AOL: More Eyeballs, Less Money
AOL’s PR team passes along a note this morning trumpeting big increases in October traffic.
Here’s a taste:
AOL programming sites hit all-time high traffic numbers and marked the 21st month of consecutive year-over-year growth for unique visitors, according to the October 2008 comScore Media Metrix report. Unique visitors to AOL’s programming content sites grew 7% year-over-year to 54.3 million in October, and page views more than doubled, up 101% year-over-year to 4.2 billion. Engagement (total minutes) grew 51% year-over-year in October. Total minutes reached an all-time high on AOL.com, growing 27% year-over-year. Additionally, AOL.com page views grew 27%, and unique visitors and total visitors were up 9%, year-over-year, as the site further opened up to third-party content, services and features….”
Etc. ?In the old days, like last spring, this kind of AOL boasting would make competitors at Yahoo (YHOO) quiver with anger, because the Yahoo guys thought that the AOL guys were using legal but sneaky tricks to inflate traffic. Now it’s hard to imagine anyone at Yahoo getting too amped about this stuff, mostly because the people who were most passionate have left.
In any case, the real issue for AOL isn’t traffic. It’s how much that traffic is worth. And those numbers are not so good.

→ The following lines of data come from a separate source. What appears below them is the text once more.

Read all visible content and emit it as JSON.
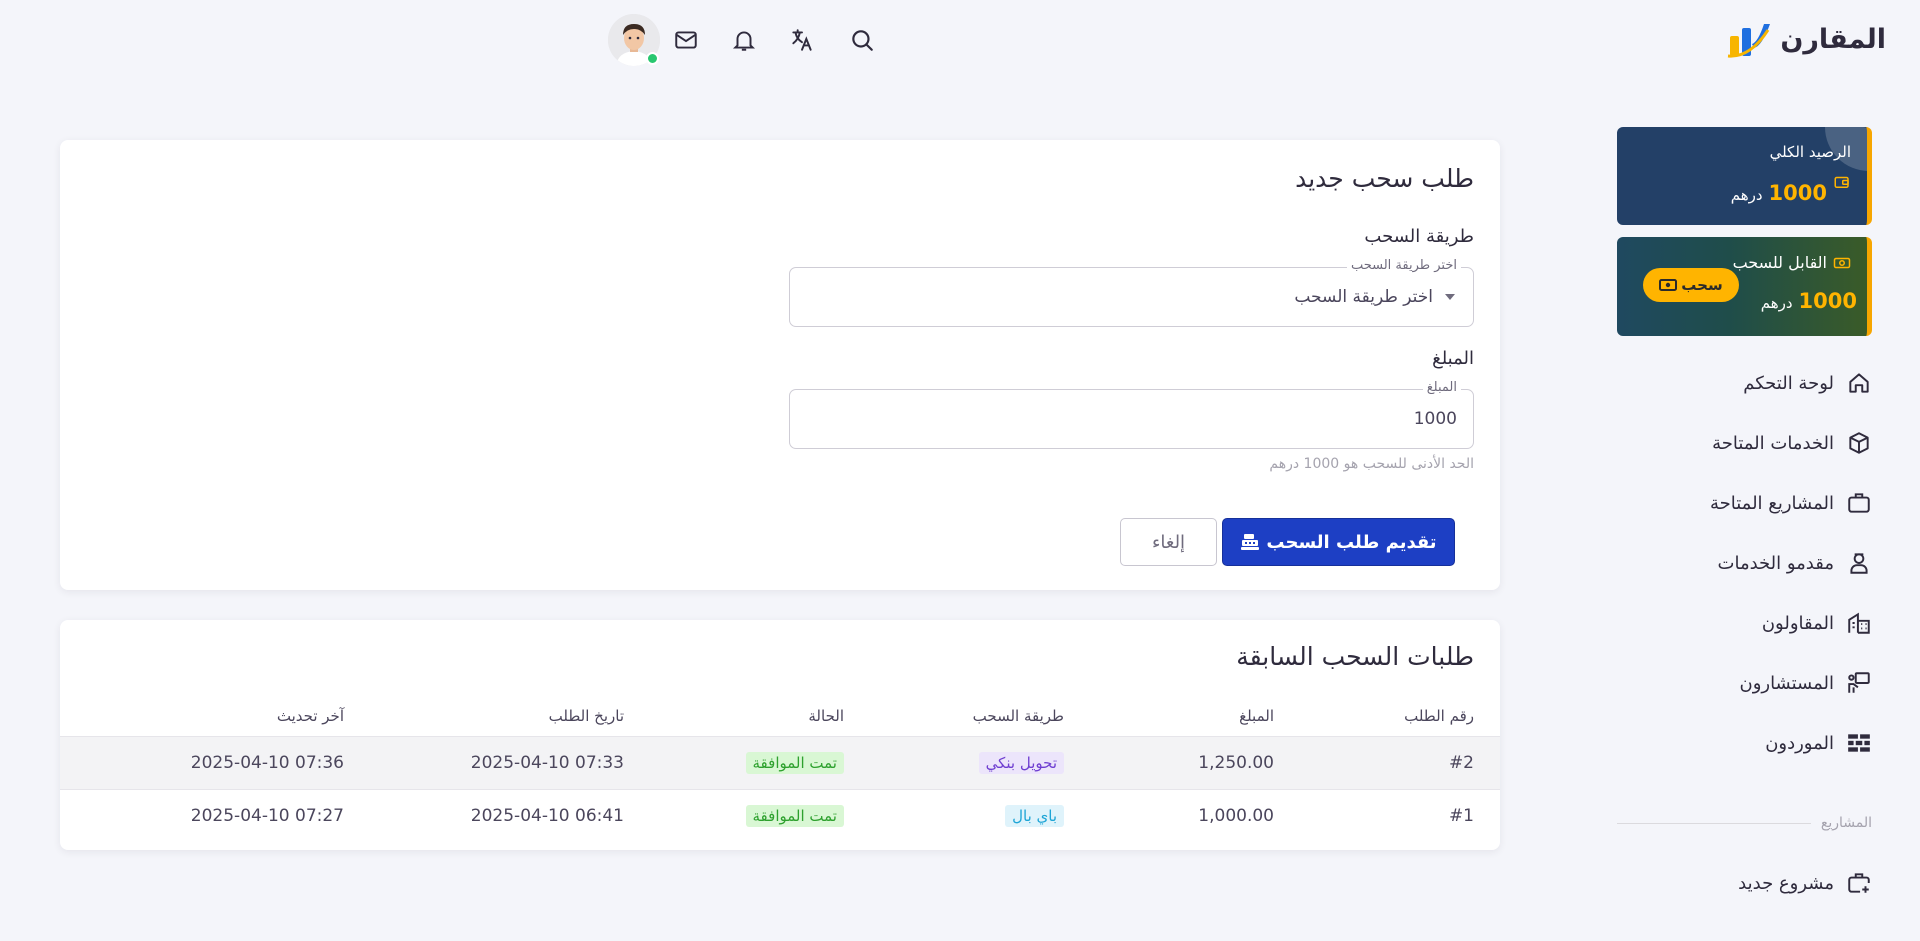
{
  "brand": {
    "name": "المقارن"
  },
  "wallet": {
    "total": {
      "title": "الرصيد الكلي",
      "amount": "1000",
      "currency": "درهم"
    },
    "available": {
      "title": "القابل للسحب",
      "amount": "1000",
      "currency": "درهم",
      "button_label": "سحب"
    }
  },
  "nav": {
    "items": [
      {
        "label": "لوحة التحكم",
        "icon": "home-icon"
      },
      {
        "label": "الخدمات المتاحة",
        "icon": "box-icon"
      },
      {
        "label": "المشاريع المتاحة",
        "icon": "briefcase-icon"
      },
      {
        "label": "مقدمو الخدمات",
        "icon": "service-provider-icon"
      },
      {
        "label": "المقاولون",
        "icon": "building-icon"
      },
      {
        "label": "المستشارون",
        "icon": "presentation-icon"
      },
      {
        "label": "الموردون",
        "icon": "bricks-icon"
      }
    ],
    "section_title": "المشاريع",
    "section_items": [
      {
        "label": "مشروع جديد",
        "icon": "briefcase-plus-icon"
      }
    ]
  },
  "form": {
    "title": "طلب سحب جديد",
    "method_label": "طريقة السحب",
    "method_legend": "اختر طريقة السحب",
    "method_value": "اختر طريقة السحب",
    "amount_label": "المبلغ",
    "amount_legend": "المبلغ",
    "amount_value": "1000",
    "helper": "الحد الأدنى للسحب هو 1000 درهم",
    "submit_label": "تقديم طلب السحب",
    "cancel_label": "إلغاء"
  },
  "history": {
    "title": "طلبات السحب السابقة",
    "columns": {
      "id": "رقم الطلب",
      "amount": "المبلغ",
      "method": "طريقة السحب",
      "status": "الحالة",
      "requested": "تاريخ الطلب",
      "updated": "آخر تحديث"
    },
    "rows": [
      {
        "id": "#2",
        "amount": "1,250.00",
        "method": "تحويل بنكي",
        "status": "تمت الموافقة",
        "requested": "2025-04-10 07:33",
        "updated": "2025-04-10 07:36"
      },
      {
        "id": "#1",
        "amount": "1,000.00",
        "method": "باي بال",
        "status": "تمت الموافقة",
        "requested": "2025-04-10 06:41",
        "updated": "2025-04-10 07:27"
      }
    ]
  },
  "colors": {
    "primary": "#1d3fc4",
    "wallet_total_bg": "#234067",
    "accent": "#ffb400",
    "success": "#2ea12e"
  }
}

Barclay’s Doug Anmuth, who is covering AOL parent company Time Warner (TWX), sends out his own note this morning, which points out that while AOL’s page views increased 14 percent during the last quarter, overall ad revenue dropped six percent, and display ads at AOL’s own sites dropped 15.4 percent.
His conclusion? “Monetization of non-guaranteed inventory and challenges around Platform A continue to be an issue.” Translation: Doesn’t matter how much traffic you have, if you can’t sell it.
And those problems aren’t going away. Anmuth projects that AOL ad revenue will drop another 4.4 percent in 2009. That’s a projection some might find optimistic.